Usei muletas durante quatro semanas, depois de quebrar meu pé direito, singela fratura da fíbula. A partir dos limites em meu cotidiano, passei a entender a atitude de vários escritores que, desde os românticos, buscam na experiência vivida uma espécie de amálgama com as palavras.

Clarice Lispector, o mito diz e se espalha, fazia questão de viver situações temporárias como cegueira ou barata na língua. Li há muitos anos um livro de literatura romântica inglesa, cuja trama era muito próxima a Jane Eyre ( não consigo lembrar seu título ou autor), em que a heroína se fecha durante dias numa sala escura, com venda nos olhos, para entender as necessidades e desejos de seu amado, que recém perdera a visão.

Já no cotidiano mercantil, é compreensível por que os antropólogos /designers que pesquisam para grandes empresas são instados a se comportar como seus usuários-alvo, antes de projetar qualquer coisa.

Sempre vi pessoas andando de muletas e só agora percebi a severidade dos problemas a que são submetidas.

A muleta é suporte para distribuir o peso do corpo que só conta com uma perna para se locomover. Exige enorme esforço físico e de coordenação. Incomoda as axilas, no caso do modelo mais adotado. Tudo previsível, mas o pior, na minha experiência, foi ficar desprovida de minhas mãos. Sim, as mãos que seguram a muleta – seja na versão axilar ou canadense – são impedidas de exercer aquilo que, explique-se pela ontologia ou pela funcionalidade, seria sua ‘razão de ser’, ou seja qualquer manualidade. De carregar um copo d’água para o quarto, de segurar uma tesoura, de retirar alimentos da geladeira, de transportar o que quer que seja...

A muleta garante uma difícil mobilidade, mas, em troca dela, seu portador abre mão da grande singularidade dos humanóides – a coordenação fina, o uso das mãos, dos dedos. Ou você fica parado e usa as mãos ou anda e esquece delas. Somos remetidos ao tempo em que engatinhávamos, quando as mãos auxiliavam nossa mobilidade.

Andar de muletas exige esforço muito grande e consome grande gasto energético (e não vá alguém pensar em campanha emagrecedora e anticonsumista do tipo ande de muletas, sem poder carregar sacolas, ou seja, perca peso e deixe de fazer compras!)

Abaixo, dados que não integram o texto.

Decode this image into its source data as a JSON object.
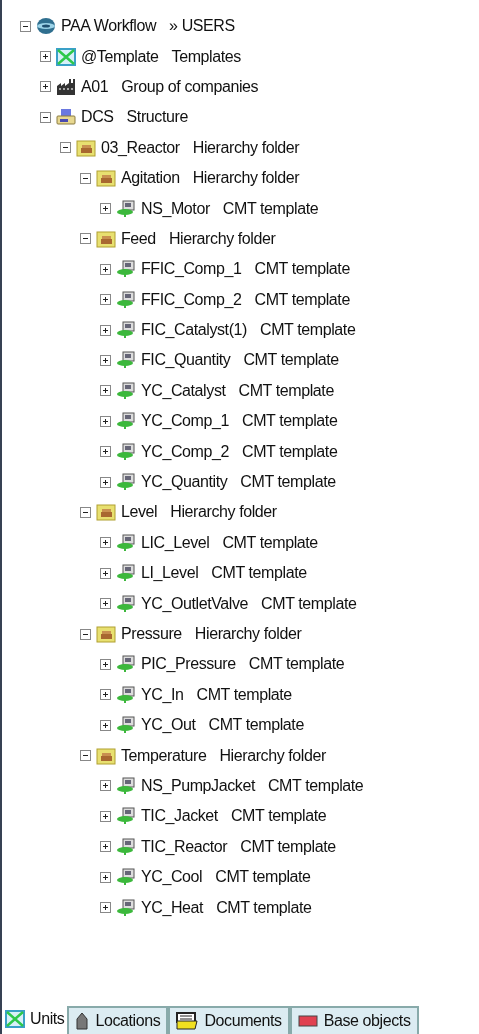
{
  "tree": [
    {
      "kind": "globe",
      "name": "PAA Workflow",
      "type": "» USERS",
      "expanded": true,
      "children": [
        {
          "kind": "units",
          "name": "@Template",
          "type": "Templates",
          "expanded": false
        },
        {
          "kind": "factory",
          "name": "A01",
          "type": "Group of companies",
          "expanded": false
        },
        {
          "kind": "structure",
          "name": "DCS",
          "type": "Structure",
          "expanded": true,
          "children": [
            {
              "kind": "folder",
              "name": "03_Reactor",
              "type": "Hierarchy folder",
              "expanded": true,
              "children": [
                {
                  "kind": "folder",
                  "name": "Agitation",
                  "type": "Hierarchy folder",
                  "expanded": true,
                  "children": [
                    {
                      "kind": "cmt",
                      "name": "NS_Motor",
                      "type": "CMT template",
                      "expanded": false
                    }
                  ]
                },
                {
                  "kind": "folder",
                  "name": "Feed",
                  "type": "Hierarchy folder",
                  "expanded": true,
                  "children": [
                    {
                      "kind": "cmt",
                      "name": "FFIC_Comp_1",
                      "type": "CMT template",
                      "expanded": false
                    },
                    {
                      "kind": "cmt",
                      "name": "FFIC_Comp_2",
                      "type": "CMT template",
                      "expanded": false
                    },
                    {
                      "kind": "cmt",
                      "name": "FIC_Catalyst(1)",
                      "type": "CMT template",
                      "expanded": false
                    },
                    {
                      "kind": "cmt",
                      "name": "FIC_Quantity",
                      "type": "CMT template",
                      "expanded": false
                    },
                    {
                      "kind": "cmt",
                      "name": "YC_Catalyst",
                      "type": "CMT template",
                      "expanded": false
                    },
                    {
                      "kind": "cmt",
                      "name": "YC_Comp_1",
                      "type": "CMT template",
                      "expanded": false
                    },
                    {
                      "kind": "cmt",
                      "name": "YC_Comp_2",
                      "type": "CMT template",
                      "expanded": false
                    },
                    {
                      "kind": "cmt",
                      "name": "YC_Quantity",
                      "type": "CMT template",
                      "expanded": false
                    }
                  ]
                },
                {
                  "kind": "folder",
                  "name": "Level",
                  "type": "Hierarchy folder",
                  "expanded": true,
                  "children": [
                    {
                      "kind": "cmt",
                      "name": "LIC_Level",
                      "type": "CMT template",
                      "expanded": false
                    },
                    {
                      "kind": "cmt",
                      "name": "LI_Level",
                      "type": "CMT template",
                      "expanded": false
                    },
                    {
                      "kind": "cmt",
                      "name": "YC_OutletValve",
                      "type": "CMT template",
                      "expanded": false
                    }
                  ]
                },
                {
                  "kind": "folder",
                  "name": "Pressure",
                  "type": "Hierarchy folder",
                  "expanded": true,
                  "children": [
                    {
                      "kind": "cmt",
                      "name": "PIC_Pressure",
                      "type": "CMT template",
                      "expanded": false
                    },
                    {
                      "kind": "cmt",
                      "name": "YC_In",
                      "type": "CMT template",
                      "expanded": false
                    },
                    {
                      "kind": "cmt",
                      "name": "YC_Out",
                      "type": "CMT template",
                      "expanded": false
                    }
                  ]
                },
                {
                  "kind": "folder",
                  "name": "Temperature",
                  "type": "Hierarchy folder",
                  "expanded": true,
                  "children": [
                    {
                      "kind": "cmt",
                      "name": "NS_PumpJacket",
                      "type": "CMT template",
                      "expanded": false
                    },
                    {
                      "kind": "cmt",
                      "name": "TIC_Jacket",
                      "type": "CMT template",
                      "expanded": false
                    },
                    {
                      "kind": "cmt",
                      "name": "TIC_Reactor",
                      "type": "CMT template",
                      "expanded": false
                    },
                    {
                      "kind": "cmt",
                      "name": "YC_Cool",
                      "type": "CMT template",
                      "expanded": false
                    },
                    {
                      "kind": "cmt",
                      "name": "YC_Heat",
                      "type": "CMT template",
                      "expanded": false
                    }
                  ]
                }
              ]
            }
          ]
        }
      ]
    }
  ],
  "tabs": [
    {
      "kind": "units",
      "label": "Units",
      "selected": true
    },
    {
      "kind": "location",
      "label": "Locations",
      "selected": false
    },
    {
      "kind": "documents",
      "label": "Documents",
      "selected": false
    },
    {
      "kind": "base",
      "label": "Base objects",
      "selected": false
    }
  ]
}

Além disso, as muletas que vi e as que usei, feitas de madeira ou alumínio, tem suas traves e manoplas revestidas de poliopropileno. Em dois dias, eu já tinha as mãos vermelhas, irritadas e o calcanhar da mão direita inflamado. A solução caseira foi enrolar as manoplas em dois lenços de seda, e a alergia cessou.

Mas portar algum objeto continuou um problema. As roupas se adaptaram: calças, saias, vestidos e camisas com bolsos, muitos bolsos; bolsas só mochilas ou a tiracolo, até aí nada demais. Mas, como levar um cafezinho na mão, tirar um livro da estante e portá-lo até o sofá, de que jeito afastar o cabelo do rosto quando o vento bate durante aquela penosa caminhada.?...Só parando, apoiando as muletas, ou ao menos uma delas...

Entendi subitamente porque tantas pessoas que se servem de muletas – o Brasil tem enorme déficit de pernas mecânicas – portam tantos panos ao redor de si. Os panos são cabides, próteses que substituem as mãos em alguns casos. Um lenço envolvendo o pescoço vira uma espécie de tipoia para carregar objetos. Um foulard amarrado ao braço pode servir de base para transporte de pequenas cargas...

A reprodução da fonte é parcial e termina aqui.